Houses...AHHHHHHH!!!!!!!

I'm done with this house hunting thing! We keep getting *&@$&% in the %^^! This post is gonna be a bad one, so bear with me. I'll try to keep it as clean as possible, because there are people who could be reading this who might not be happy with some of my language.

Yesterday we had two houses to go look at today, by the time today came along, we had one. Which was okay, because it was the one we wanted to see. We went on my lunch hour to see it, and it was great! Dave liked it (which is saying a lot!), and when we got home, he told the dog that he found her a backyard. It was great, and I loved it. I was making plans in my head about what I was going to do to it. Make the kitchen bigger, paint colors, turn the upstairs front room into a dining room, and expand. It was PERFECT!

We wrote up the offer when we got back, and our Realtor was going to submit and the agent said that they had already accepted an offer. This morning, they hadn't even had any offers! And guess what they offered...164,000! We were going to offer 165,000!

I can't even believe that this keeps happening.

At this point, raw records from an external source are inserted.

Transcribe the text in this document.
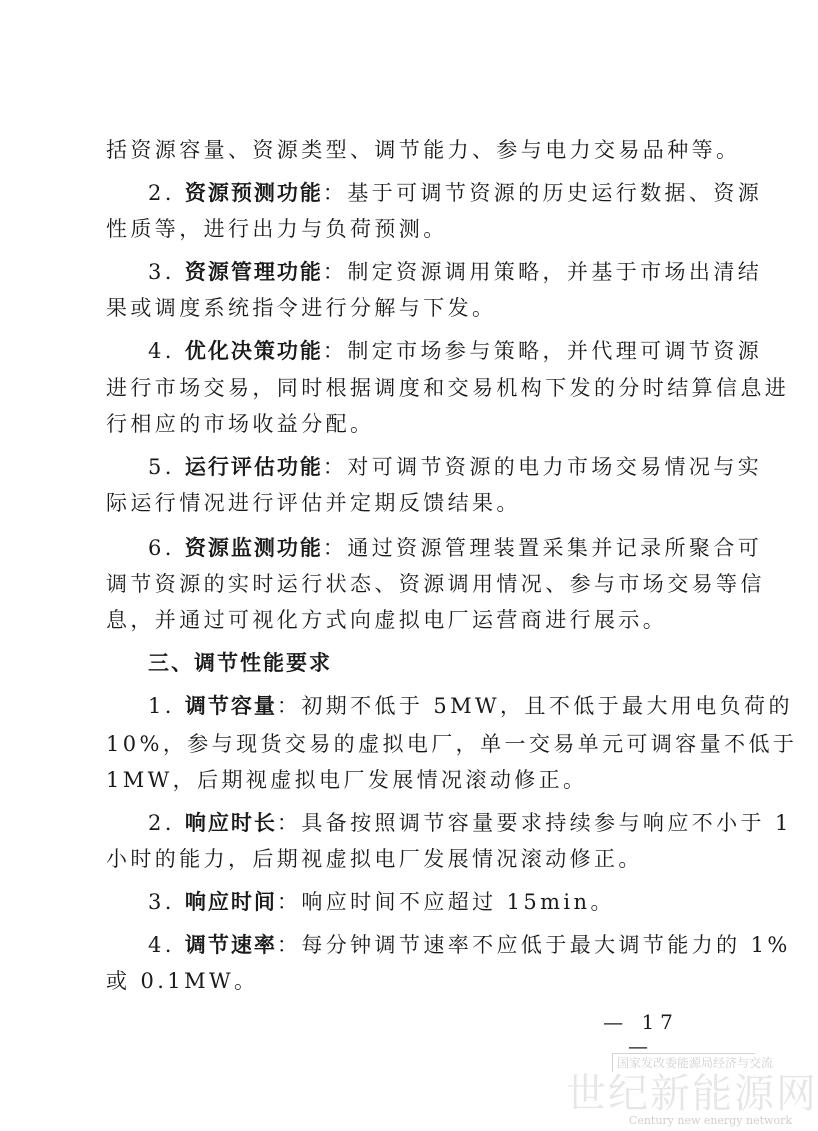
括资源容量、资源类型、调节能力、参与电力交易品种等。
2. 资源预测功能：基于可调节资源的历史运行数据、资源
性质等，进行出力与负荷预测。
3. 资源管理功能：制定资源调用策略，并基于市场出清结
果或调度系统指令进行分解与下发。
4. 优化决策功能：制定市场参与策略，并代理可调节资源
进行市场交易，同时根据调度和交易机构下发的分时结算信息进
行相应的市场收益分配。
5. 运行评估功能：对可调节资源的电力市场交易情况与实
际运行情况进行评估并定期反馈结果。
6. 资源监测功能：通过资源管理装置采集并记录所聚合可
调节资源的实时运行状态、资源调用情况、参与市场交易等信
息，并通过可视化方式向虚拟电厂运营商进行展示。
三、调节性能要求
1. 调节容量：初期不低于 5MW，且不低于最大用电负荷的
10%，参与现货交易的虚拟电厂，单一交易单元可调容量不低于
1MW，后期视虚拟电厂发展情况滚动修正。
2. 响应时长：具备按照调节容量要求持续参与响应不小于 1
小时的能力，后期视虚拟电厂发展情况滚动修正。
3. 响应时间：响应时间不应超过 15min。
4. 调节速率：每分钟调节速率不应低于最大调节能力的 1%
或 0.1MW。
— 17 —
国家发改委能源局经济与交流
世纪新能源网
Century new energy network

These houses will be on the market for like 3 months, and the minute we see them and decide we want to go look at them, someone else buys them. How can everyone be buying all the houses, in the valley, and not us. There has to be one for us! Somewhere!

I'm in such a bad, weird mood, and I don't like it. This is the mood associated with Grandma dying, and I can't handle it. One minute I'm watching tv and I'm feeling fine, then I start crying because a Home Depot commercial comes on. BAH!!! I hate it.

Although, I did just smile and laugh because Ashleigh over at Heart and Home may have lived at the base in California wher me and Dave were, at the same time we did. I could have met her before and not even known it. Its just such a small world.

And I hate to say this, but I wish we still lived on base, because then we wouldn't have to be worrying about a stupid house. We would have one. Just like that! I miss my California house :( It was a good one. They both were.

5 comments:

Kelly said...

Oh that sucks, I'd be pissed too! I'm so sorry. There's a house out there for you guys, don't get discouraged.

Kelly said...

Chelsea- I almost forgot to answer your question about Talon and if he's really still that little. No, he's growing and some of those pictures (the ones in his diaper) were from a couple of weeks ago. I weighed him the other day at Dev's parents house and he was 9 pounds. Not so little anymore.

Cass and Hailey Ross said...

Hi how are you. You guys will find a house i am sure of it. I hope you guys end out by us...we never see you guys anymore. Love ya.

Cass and Hailey Ross said...

Ah i know you guys are going to find a house soon..it takes time. Maybe out by us :) i miss you guys.

Kimberly said...

Hey Chels!

I can't imagine how frustrating that would be. . .

All I can say is that I know there is a great house for you and, maybe, all these other ones are being taken so that you have more time to find your dream home. Let's hope that's the case!

I miss you and wish you the best of luck.